The United Kingdom has denied asylum to an Iranian Christian convert, saying that Christianity isn’t a “peaceful” religion.
According to The Washington Examiner, the U.K.’s Home Office, which oversees immigration and passports, rejected a man’s application for asylum, saying the applicant’s claim that Christianity is “peaceful” is “inconsistent” with the Bible.
The Home Office said in its denial letter that books of the Bible such as Leviticus, Exodus, Matthew and Revelation are “filled with imagery of revenge, destruction, death and violence.”
“These examples are inconsistent with your claim that you converted to Christianity after discovering it is a ‘peaceful’ religion, as opposed to Islam which contains violence, rage and revenge,” the letter says.
A legal expert told The Examiner that its likely that this decision is more anti-asylum than anti-Christian.
"The Home Office is notorious for coming up with any reason they can to refuse asylum and this looks like a particularly creative example, but not necessarily a systemic outbreak of anti-Christian sentiment in the department,” legal expert Conor James said.

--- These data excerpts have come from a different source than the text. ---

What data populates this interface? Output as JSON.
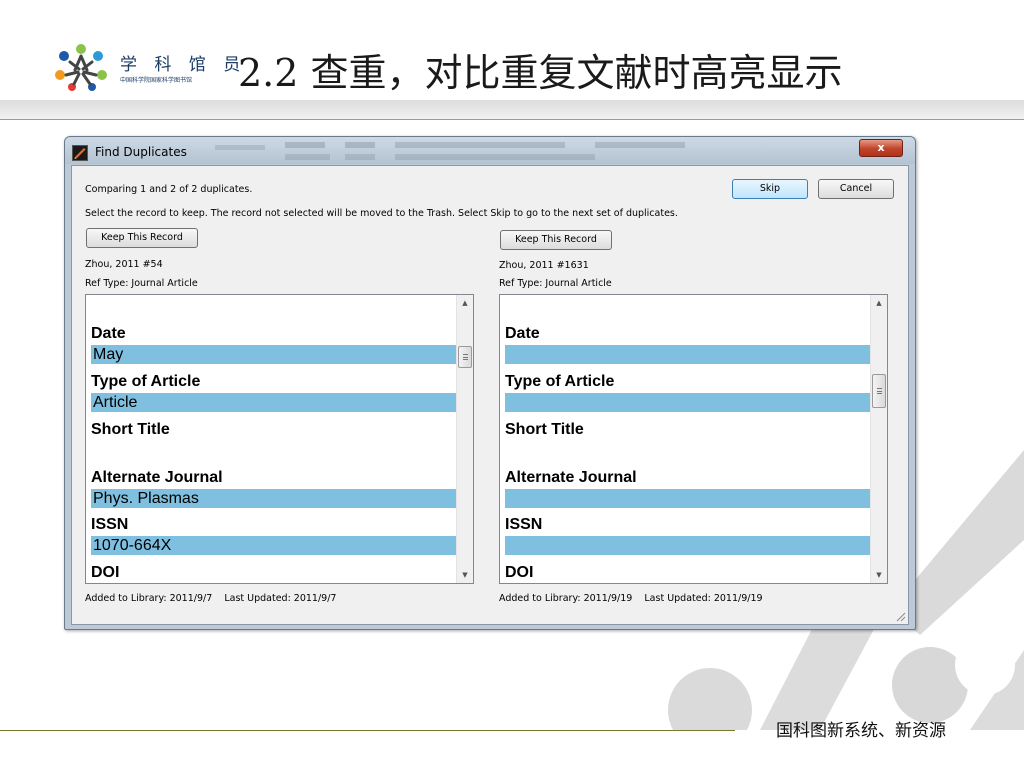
{
  "slide": {
    "brand_title": "学 科 馆 员",
    "brand_subtitle": "中国科学院国家科学图书馆",
    "title": "2.2 查重，对比重复文献时高亮显示",
    "footer": "国科图新系统、新资源"
  },
  "dialog": {
    "title": "Find Duplicates",
    "app_icon": "endnote-app-icon",
    "close_label": "x",
    "status_text": "Comparing 1 and 2 of 2 duplicates.",
    "instruction_text": "Select the record to keep. The record not selected will be moved to the Trash. Select Skip to go to the next set of duplicates.",
    "skip_label": "Skip",
    "cancel_label": "Cancel",
    "left": {
      "keep_label": "Keep This Record",
      "record_id": "Zhou, 2011 #54",
      "ref_type": "Ref Type: Journal Article",
      "fields": [
        {
          "label": "Date",
          "value": "May"
        },
        {
          "label": "Type of Article",
          "value": "Article"
        },
        {
          "label": "Short Title"
        },
        {
          "label": "Alternate Journal",
          "value": "Phys. Plasmas"
        },
        {
          "label": "ISSN",
          "value": "1070-664X"
        },
        {
          "label": "DOI"
        }
      ],
      "footer": "Added to Library: 2011/9/7    Last Updated: 2011/9/7"
    },
    "right": {
      "keep_label": "Keep This Record",
      "record_id": "Zhou, 2011 #1631",
      "ref_type": "Ref Type: Journal Article",
      "fields": [
        {
          "label": "Date",
          "value": ""
        },
        {
          "label": "Type of Article",
          "value": ""
        },
        {
          "label": "Short Title"
        },
        {
          "label": "Alternate Journal",
          "value": ""
        },
        {
          "label": "ISSN",
          "value": ""
        },
        {
          "label": "DOI"
        }
      ],
      "footer": "Added to Library: 2011/9/19    Last Updated: 2011/9/19"
    },
    "highlight_color": "#7fbfe0"
  }
}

In an opinion column for The Examiner, Becket Adams said there seems to be a “trend in the U.K. of government officials taking explicitly anti-Christian positions.”
Adams pointed to an investigation in Britain where police are looking into a Roman Catholic reporter who allegedly “misgendered” a transgendered person.
“What I’m trying to say is: If you’re a Christian living in the U.K., now might be a really good time to think about emigrating to the land of the free and the home of the brave, where the biggest nuisance for people of faith is an overabundance of options for worship.”
The U.K. isn’t the only country accused of an anti-Christian agenda. In Sweden, Micael Grenholm writes in an opinion column for The Christian Post, that Swedish government officials have been deporting Christians seeking asylum to countries such as Afghanistan.
“Swedish authorities motivate these human rights abuses by claiming that the asylum seekers aren’t ‘real’ Christians,” Grenholm said.